Applying Academic Knowledge To Your Job

academic knowledge

Investing in learning brings many benefits to both your personal and professional life. Many employers prefer to hire someone with advanced education, whether it is from taking certificate courses to earning bachelor’s or master’s degrees. This comes with academic knowledge that is applicable to many careers.

According to CollegeBoard, those who obtain some form of higher education tend to make more money and live healthier lifestyles. Acquiring academic knowledge is great, but what do you do with it once you finish your courses?

Applying what you learn in school to your job is essential to retaining knowledge and skills. Application helps you continue to grow and keeps you on trend, showing your employer you can implement ideas to improve work.

There are many ways you can apply classroom knowledge on the job.


Reflect on Your Academic Knowledge

Reflection happens when you look back on what you learned or what took place and analyzing it so that you avoid repeating mistakes. It also helps you focus on the positive things learned and what did work so you can apply that to future tasks.

Some reports show how reflection helps you stay in charge of how you apply what you have learned, connect learning experiences on the job, and give you an idea of other areas in which you want to explore.

Reflection is more than just thoughts. Actions need to accompany reflection.

Write your reflections in a journal. Review notes and update them when information changes. Set goals based on your reflections.
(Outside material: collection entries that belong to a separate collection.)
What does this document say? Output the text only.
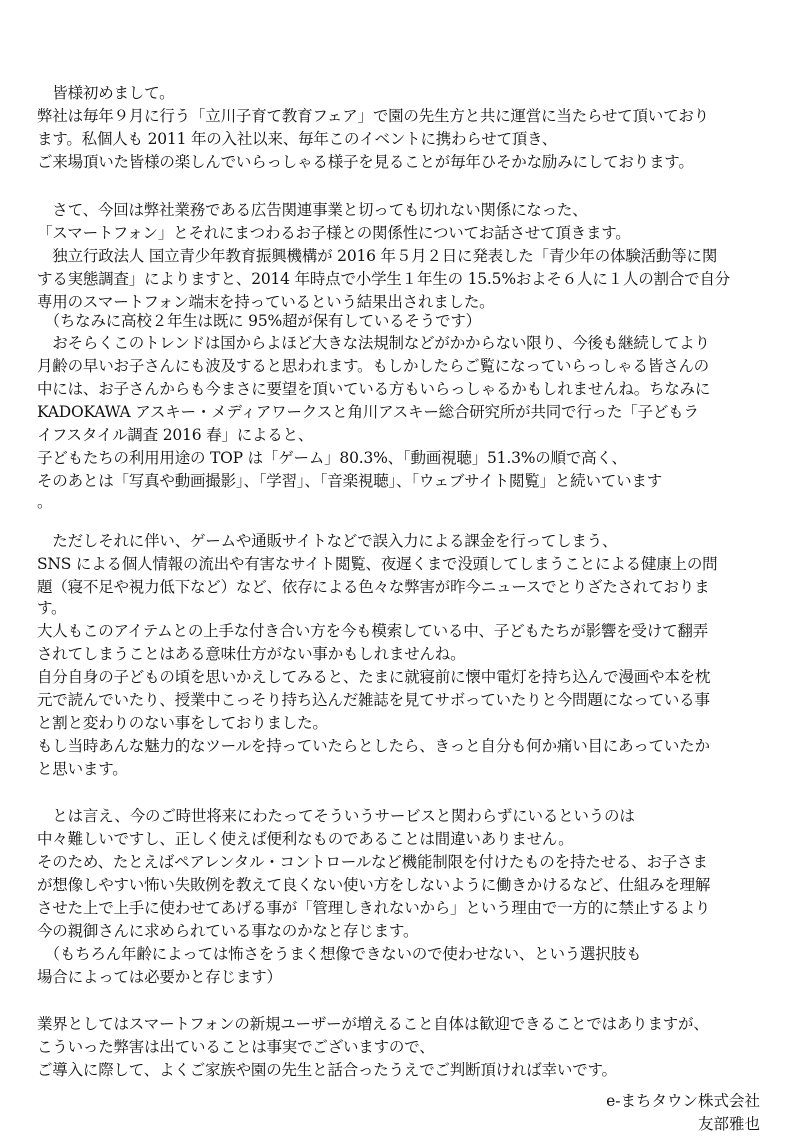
　皆様初めまして。
弊社は毎年９月に行う「立川子育て教育フェア」で園の先生方と共に運営に当たらせて頂いており
ます。私個人も 2011 年の入社以来、毎年このイベントに携わらせて頂き、
ご来場頂いた皆様の楽しんでいらっしゃる様子を見ることが毎年ひそかな励みにしております。
　さて、今回は弊社業務である広告関連事業と切っても切れない関係になった、
「スマートフォン」とそれにまつわるお子様との関係性についてお話させて頂きます。
　独立行政法人 国立青少年教育振興機構が 2016 年５月２日に発表した「青少年の体験活動等に関
する実態調査」によりますと、2014 年時点で小学生１年生の 15.5%およそ６人に１人の割合で自分
専用のスマートフォン端末を持っているという結果出されました。
　（ちなみに高校２年生は既に 95%超が保有しているそうです）
　おそらくこのトレンドは国からよほど大きな法規制などがかからない限り、今後も継続してより
月齢の早いお子さんにも波及すると思われます。もしかしたらご覧になっていらっしゃる皆さんの
中には、お子さんからも今まさに要望を頂いている方もいらっしゃるかもしれませんね。ちなみに
KADOKAWA アスキー・メディアワークスと角川アスキー総合研究所が共同で行った「子どもラ
イフスタイル調査 2016 春」によると、
子どもたちの利用用途の TOP は「ゲーム」80.3%、「動画視聴」51.3%の順で高く、
そのあとは「写真や動画撮影」、「学習」、「音楽視聴」、「ウェブサイト閲覧」と続いています
。
　ただしそれに伴い、ゲームや通販サイトなどで誤入力による課金を行ってしまう、
SNS による個人情報の流出や有害なサイト閲覧、夜遅くまで没頭してしまうことによる健康上の問
題（寝不足や視力低下など）など、依存による色々な弊害が昨今ニュースでとりざたされておりま
す。
大人もこのアイテムとの上手な付き合い方を今も模索している中、子どもたちが影響を受けて翻弄
されてしまうことはある意味仕方がない事かもしれませんね。
自分自身の子どもの頃を思いかえしてみると、たまに就寝前に懐中電灯を持ち込んで漫画や本を枕
元で読んでいたり、授業中こっそり持ち込んだ雑誌を見てサボっていたりと今問題になっている事
と割と変わりのない事をしておりました。
もし当時あんな魅力的なツールを持っていたらとしたら、きっと自分も何か痛い目にあっていたか
と思います。
　とは言え、今のご時世将来にわたってそういうサービスと関わらずにいるというのは
中々難しいですし、正しく使えば便利なものであることは間違いありません。
そのため、たとえばペアレンタル・コントロールなど機能制限を付けたものを持たせる、お子さま
が想像しやすい怖い失敗例を教えて良くない使い方をしないように働きかけるなど、仕組みを理解
させた上で上手に使わせてあげる事が「管理しきれないから」という理由で一方的に禁止するより
今の親御さんに求められている事なのかなと存じます。
　（もちろん年齢によっては怖さをうまく想像できないので使わせない、という選択肢も
場合によっては必要かと存じます）
業界としてはスマートフォンの新規ユーザーが増えること自体は歓迎できることではありますが、
こういった弊害は出ていることは事実でございますので、
ご導入に際して、よくご家族や園の先生と話合ったうえでご判断頂ければ幸いです。
e-まちタウン株式会社
友部雅也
It is actions like these that will help you follow through with your decisions for applying what you learned.


Seek Opportunities for Continued Practice

After you finish a course or a degree program, the job you land may not automatically be set up to allow implementation of what you studied. In such instances, you can seek out opportunities on your own.

Find ways to weave the academic knowledge gained into your everyday job duties. One example is if you studied computer technology but are working in healthcare, find the time to design or update software programs for your department.

This allows you to do your job while also implementing the new knowledge earned in class.

Another way you can continue to practice what you studied is to teach others.


Teach it To Others

There is no better way to implement your academic knowledge than to teach others what you have learned. Passing on knowledge to co-workers or even upper administration helps you retain information and allows them to stay up-to-date on trends in your field.

To effectively teach others what you learned in school, make sure you create a plan. Map out and organize the lessons you want to share.

Use training aids that are relevant and entertaining. Adapt your teaching style to match the learning styles of your colleagues. Teach them how to reflect and welcome feedback.

Constructive feedback can give you motivation to grow in areas you may not have thought about. Feedback awakens the innovative side in all of us, triggering us to make changes when necessary. It also leads us to new areas of interest for development.


Set Goals for Implementation

Before taking on anything new, it is a clever idea to set goals. You can get distracted along the way unless you have and maintain focus on the end goal or reward. Pick the specific skills you want to implement at work. Write both long-term and short-term goals of how you can apply that knowledge on the job.

To be successful in goal setting, keep them realistic and positive. Make your goals something that can benefit you and others, not something you fear. Make the time frame for each goal appropriate. Furthermore, make sure you have the tools to help you implement your skills.

Figuring out why you want to apply new knowledge and what you hope to accomplish will help you set goals. It helps you figure out what problem you are trying to solve or what task you want to improve.


Group Work

Participating in group work offers several chances to apply academic knowledge. What you have learned in your studies can be quite different than what your colleagues have learned. Even if you have studied related topics, each of you will have different perspectives.

Group work allows you to showcase your new knowledge. It shows you want the whole team to benefit from your expertise. It also shows you are willing to continue learning from your team. Together, your team can utilize new academic knowledge to garner successful outcomes.

You do not want to come across as the person with all the answers. Find a way to balance your excitement to implement new knowledge with your group’s willingness to accept what you are offering.


Change Your Routine to Include New Knowledge

Your work schedule may be very predictable, the same routine with little flexibility. Being stuck in a routine can make it hard to implement academic knowledge you have learned in college. You can change your routine, however.

Even small changes, like the order in which you complete tasks, can allow room for implementing information you have learned. You may even want to add a half hour at the beginning and end of your day to plan and reflect.


Don’t Try to Implement Everything at Once

This is hard. You are excited about what you learned in school. You know it can work if you implement it just right. You want to get started right away.

Going too fast can lead to negative outcomes.

You did not earn all your education in a rapid amount of time, so don’t try to implement everything you learned right away. Take the time to set goals and objectives. Prepare for both positive and negative outcomes of your implementation.

When applying new academic knowledge, consider the advantages and disadvantages of implementation, and prioritize the applications you wish to make.

Simply applying academic knowledge to your job is not enough. It’s important to analyze your actions and give yourself an honest evaluation, which can give you insight and direction for future applications.